Re-Locating Spaces(s) at The Grey Space in the Middle, The Hague

Detail of YOU ARE SOURCE PROJECTION AND REFLECTION by Sophia Bulgakova. Photo: Dora Ramljak

The 15th edition of the three-day art, media and music festival, Todays Art last week in The Hague included, as is often the case, a number of satellite events. The exhibition “Children of the Space (A Forest)” at The Grey Space in the Middle curated by Anastasia Loginova was one of these satellite events. It came about because Olof van Winden, director of Todays Art, saw an exhibition she had curated earlier in the year and gave her the option of curating an event. She chose for this location as a satellite event. This was just a few months ago. So not only is this impressive exhibition put together in a very short time frame but also with very little funding (STROOM gave some funding). Why all these details? Well the exhibition was well publicized, had a diverse public programme (lectures and performances) and contained works that required a lot of infrastructure such as the immersive room size installation by Sophia Bulgakova comprised of many projectors. It is thanks to STROOM that The Hague has such a vibrant edgy arts culture. Today’s Art had a number of other satellite events throughout the city but one of the alternative events, re-located outside the Todays Art framework that grabbed my attention was “Hyena Noise Fest” – an evening of Musique Concrete, Avant Garde, Experimental, Noise, Elektro at an affordable price by an impressive line up of artists from diverse backgrounds, hosted in the re-located villa K (previously the embassy of the Congo), now renamed simply “Stichting Centrum” (Foundation Centre). This particular event was not just a re-locating of space but blurring of genre and gender.
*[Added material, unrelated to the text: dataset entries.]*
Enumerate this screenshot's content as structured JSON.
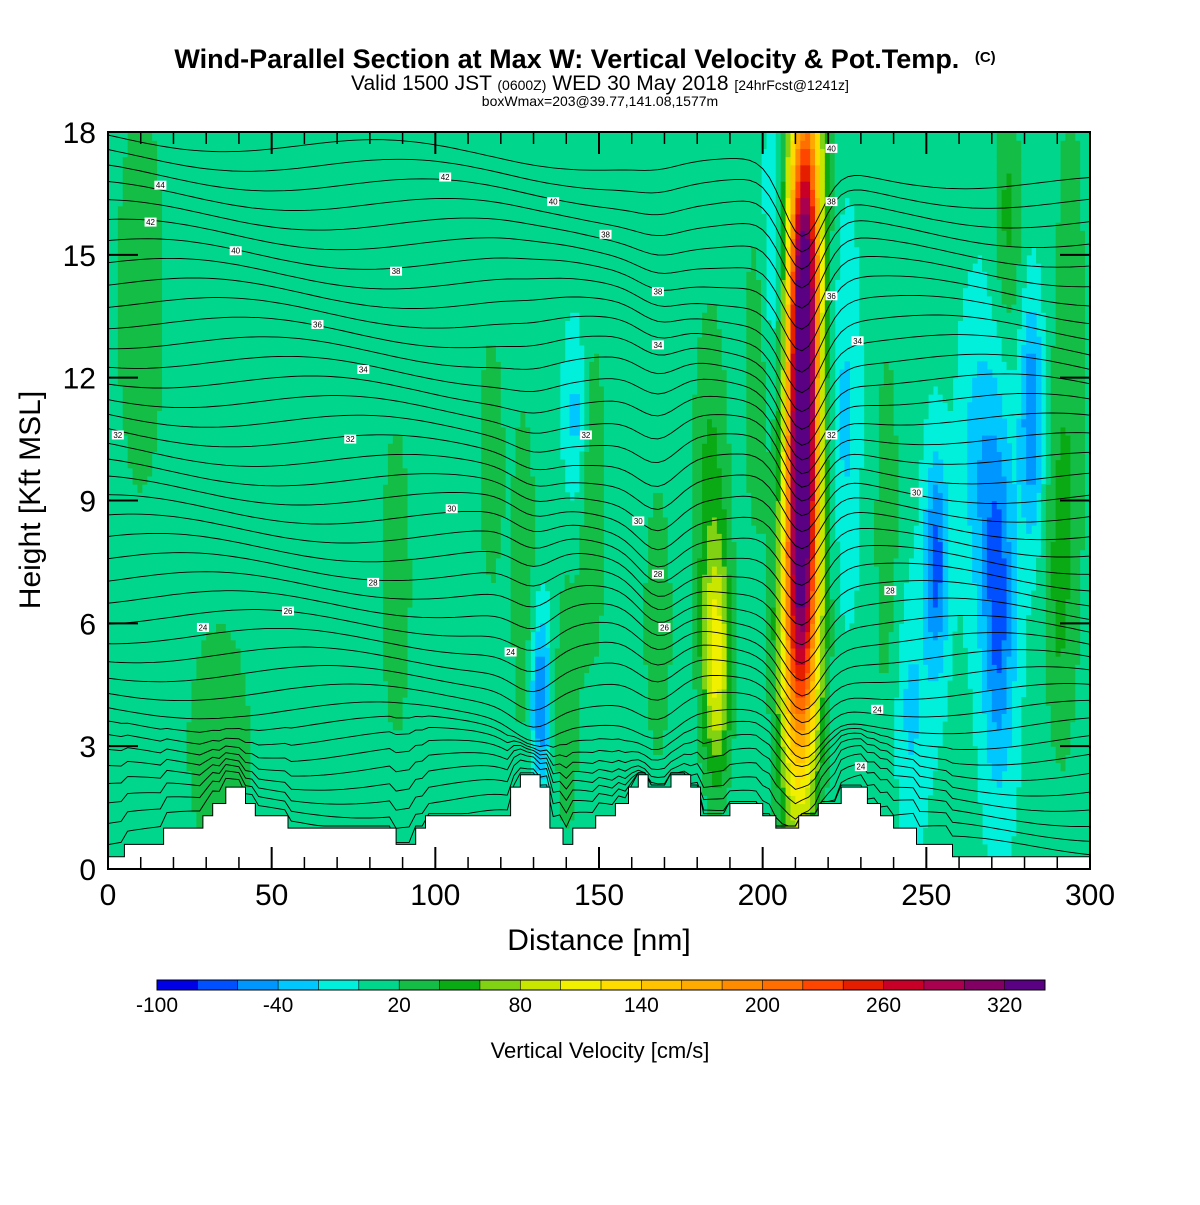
{
  "chart_data": {
    "type": "heatmap",
    "title": "Wind-Parallel Section at Max W: Vertical Velocity & Pot.Temp.",
    "title_mark": "(C)",
    "subtitle": {
      "part1": "Valid 1500 JST ",
      "part2": "(0600Z)",
      "part3": " WED 30 May 2018 ",
      "part4": "[24hrFcst@1241z]"
    },
    "box_line": "boxWmax=203@39.77,141.08,1577m",
    "xlabel": "Distance [nm]",
    "ylabel": "Height [Kft MSL]",
    "xlim": [
      0,
      300
    ],
    "ylim": [
      0,
      18
    ],
    "x_ticks": [
      "0",
      "50",
      "100",
      "150",
      "200",
      "250",
      "300"
    ],
    "y_ticks": [
      "0",
      "3",
      "6",
      "9",
      "12",
      "15",
      "18"
    ],
    "colorbar": {
      "title": "Vertical Velocity [cm/s]",
      "labels": [
        "-100",
        "-40",
        "20",
        "80",
        "140",
        "200",
        "260",
        "320"
      ],
      "levels": [
        -100,
        -80,
        -60,
        -40,
        -20,
        0,
        20,
        40,
        60,
        80,
        100,
        120,
        140,
        160,
        180,
        200,
        220,
        240,
        260,
        280,
        300,
        320,
        340
      ],
      "colors": [
        "#0000e6",
        "#0050ff",
        "#0096ff",
        "#00c8ff",
        "#00f0dc",
        "#00d78c",
        "#14be46",
        "#0aaa14",
        "#82d214",
        "#c8e600",
        "#f0f000",
        "#ffdc00",
        "#ffc300",
        "#ffaa00",
        "#ff8c00",
        "#ff6e00",
        "#ff4600",
        "#e61e00",
        "#c80028",
        "#aa0050",
        "#820064",
        "#5a0082"
      ]
    },
    "terrain_kft": [
      [
        0,
        0.3
      ],
      [
        5,
        0.3
      ],
      [
        5,
        0.6
      ],
      [
        17,
        0.6
      ],
      [
        17,
        1.0
      ],
      [
        29,
        1.0
      ],
      [
        29,
        1.3
      ],
      [
        32,
        1.3
      ],
      [
        32,
        1.6
      ],
      [
        36,
        1.6
      ],
      [
        36,
        2.0
      ],
      [
        42,
        2.0
      ],
      [
        42,
        1.6
      ],
      [
        45,
        1.6
      ],
      [
        45,
        1.3
      ],
      [
        55,
        1.3
      ],
      [
        55,
        1.0
      ],
      [
        88,
        1.0
      ],
      [
        88,
        0.6
      ],
      [
        94,
        0.6
      ],
      [
        94,
        1.0
      ],
      [
        97,
        1.0
      ],
      [
        97,
        1.3
      ],
      [
        123,
        1.3
      ],
      [
        123,
        2.0
      ],
      [
        126,
        2.0
      ],
      [
        126,
        2.3
      ],
      [
        132,
        2.3
      ],
      [
        132,
        2.0
      ],
      [
        135,
        2.0
      ],
      [
        135,
        1.0
      ],
      [
        139,
        1.0
      ],
      [
        139,
        0.6
      ],
      [
        142,
        0.6
      ],
      [
        142,
        1.0
      ],
      [
        149,
        1.0
      ],
      [
        149,
        1.3
      ],
      [
        155,
        1.3
      ],
      [
        155,
        1.6
      ],
      [
        159,
        1.6
      ],
      [
        159,
        2.0
      ],
      [
        162,
        2.0
      ],
      [
        162,
        2.3
      ],
      [
        165,
        2.3
      ],
      [
        165,
        2.0
      ],
      [
        172,
        2.0
      ],
      [
        172,
        2.3
      ],
      [
        178,
        2.3
      ],
      [
        178,
        2.0
      ],
      [
        181,
        2.0
      ],
      [
        181,
        1.3
      ],
      [
        190,
        1.3
      ],
      [
        190,
        1.6
      ],
      [
        200,
        1.6
      ],
      [
        200,
        1.3
      ],
      [
        204,
        1.3
      ],
      [
        204,
        1.0
      ],
      [
        211,
        1.0
      ],
      [
        211,
        1.3
      ],
      [
        217,
        1.3
      ],
      [
        217,
        1.6
      ],
      [
        224,
        1.6
      ],
      [
        224,
        2.0
      ],
      [
        232,
        2.0
      ],
      [
        232,
        1.6
      ],
      [
        236,
        1.6
      ],
      [
        236,
        1.3
      ],
      [
        240,
        1.3
      ],
      [
        240,
        1.0
      ],
      [
        247,
        1.0
      ],
      [
        247,
        0.6
      ],
      [
        258,
        0.6
      ],
      [
        258,
        0.3
      ],
      [
        300,
        0.3
      ]
    ],
    "theta_labels": [
      {
        "text": "44",
        "x": 16,
        "y": 16.7
      },
      {
        "text": "42",
        "x": 13,
        "y": 15.8
      },
      {
        "text": "42",
        "x": 103,
        "y": 16.9
      },
      {
        "text": "40",
        "x": 39,
        "y": 15.1
      },
      {
        "text": "40",
        "x": 136,
        "y": 16.3
      },
      {
        "text": "40",
        "x": 221,
        "y": 17.6
      },
      {
        "text": "38",
        "x": 88,
        "y": 14.6
      },
      {
        "text": "38",
        "x": 152,
        "y": 15.5
      },
      {
        "text": "38",
        "x": 168,
        "y": 14.1
      },
      {
        "text": "38",
        "x": 221,
        "y": 16.3
      },
      {
        "text": "36",
        "x": 64,
        "y": 13.3
      },
      {
        "text": "36",
        "x": 221,
        "y": 14.0
      },
      {
        "text": "34",
        "x": 78,
        "y": 12.2
      },
      {
        "text": "34",
        "x": 168,
        "y": 12.8
      },
      {
        "text": "34",
        "x": 229,
        "y": 12.9
      },
      {
        "text": "32",
        "x": 3,
        "y": 10.6
      },
      {
        "text": "32",
        "x": 74,
        "y": 10.5
      },
      {
        "text": "32",
        "x": 146,
        "y": 10.6
      },
      {
        "text": "32",
        "x": 221,
        "y": 10.6
      },
      {
        "text": "30",
        "x": 105,
        "y": 8.8
      },
      {
        "text": "30",
        "x": 162,
        "y": 8.5
      },
      {
        "text": "30",
        "x": 247,
        "y": 9.2
      },
      {
        "text": "28",
        "x": 81,
        "y": 7.0
      },
      {
        "text": "28",
        "x": 168,
        "y": 7.2
      },
      {
        "text": "28",
        "x": 239,
        "y": 6.8
      },
      {
        "text": "26",
        "x": 55,
        "y": 6.3
      },
      {
        "text": "26",
        "x": 170,
        "y": 5.9
      },
      {
        "text": "24",
        "x": 29,
        "y": 5.9
      },
      {
        "text": "24",
        "x": 123,
        "y": 5.3
      },
      {
        "text": "24",
        "x": 235,
        "y": 3.9
      },
      {
        "text": "24",
        "x": 230,
        "y": 2.5
      }
    ]
  }
}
Detail of the multi-room installation, Axis Mundi, curtains in custom-made rails, stones, carpet and green skylights, by Zoe d’Hont; Acousmatic Space Studies #1 by Stefano Murgia, electronics, 3 suspended custom made aluminium speakers and live audio.

            And now back to the exhibition, “Children of the Space (A Forest)” which was more than a show of the tangible made audible and in motion. The whole space created a sense of space/s and the spaces in between, both in a physical sense such as the locations of various audible gadgets in between the subtle half circular curtain pillars in gentle shades of green by Zoe d’Hont as well in a socio-psychological sense. You were invited to sit inside some of the spaces, as form of ‘time-out’ from the focus of the other works in the rooms. These half open transluscent pillars worked as vertical cocoons for a visitor who chose to stand or to sit inside one, as well as creating visual soft lines against the anglarity of the other works in the spaces. These and the green skylights as well as arrangements of clusters of pink cones and small stones spread through the spaces much like the mylicium structure one finds in a forest. However for me the metaphor of a forest stopped with this work because all other works are highly sophisticated products of an urban world. Perhaps a way to read this is that other works were interventions into a curated framework of the forest? Stefano Murgia’s performance, Acousmatic Space Studies #1 inside one of these ‘forests’ of pillars, stones and green lighting, worked best in my view, when you walked slowly in the space the changing spatial audio experience seemed to come from diverse locations: at times from the centre and other times from any of the three speakers, respectively a square, a triangle and a sphere. Each aluminium coated speaker was suspended inside a frame giving a modernistic, even futurist, sculptural contrast to the textural soundscape.

Left Right: “Adaptation #1 by Mike Rijnierse, an adapted antenna dish, inflated form, motors and sound, Detail of “Axis Mundi” vertical curtain and chair, by Zoe d’Hont; suspended horizontal metal sheet, in a metal support, activated by motors by Jesus Canuto Iglesiasu.

            “Adaptation #1” by Mike Rijnierse scatters light when sunlight strikes the blades at certain times of the day, but what you notice most is the continually tumbling white centre of the ‘flower’ held seemingly precariously by jets of air from below. Beyond this is a seat for sitting vibrated by motors underneath for feeling as well as hearing the composition,  “A proper forest needs some contemplative spots and leaf murmurs” by Jesus Canuto Iglesias. His other work, a table-like suspended horizontal metal sheet that shook, trembled and immited sound as part of the seat composition, located a few metres away, brought visitors to the window and street view spaces of the gallery while Sophia Bulgakova’s installation took you downstairs into another world. Her work, YOU ARE SOURCE PROJECTION AND REFLECTION, a co-production with Udruga Metamedij and V2, was developed over the last summer in Rotterdam and this is a second variation using different texts. All texts were projected in reverse and you were provided with a small screen which when held out in front of you, presented these texts in a readable form.  Sonja van Kerkhoff  25th September 2019

 

 

This exhibition at The Grey Space in the Middle continues until 27th September.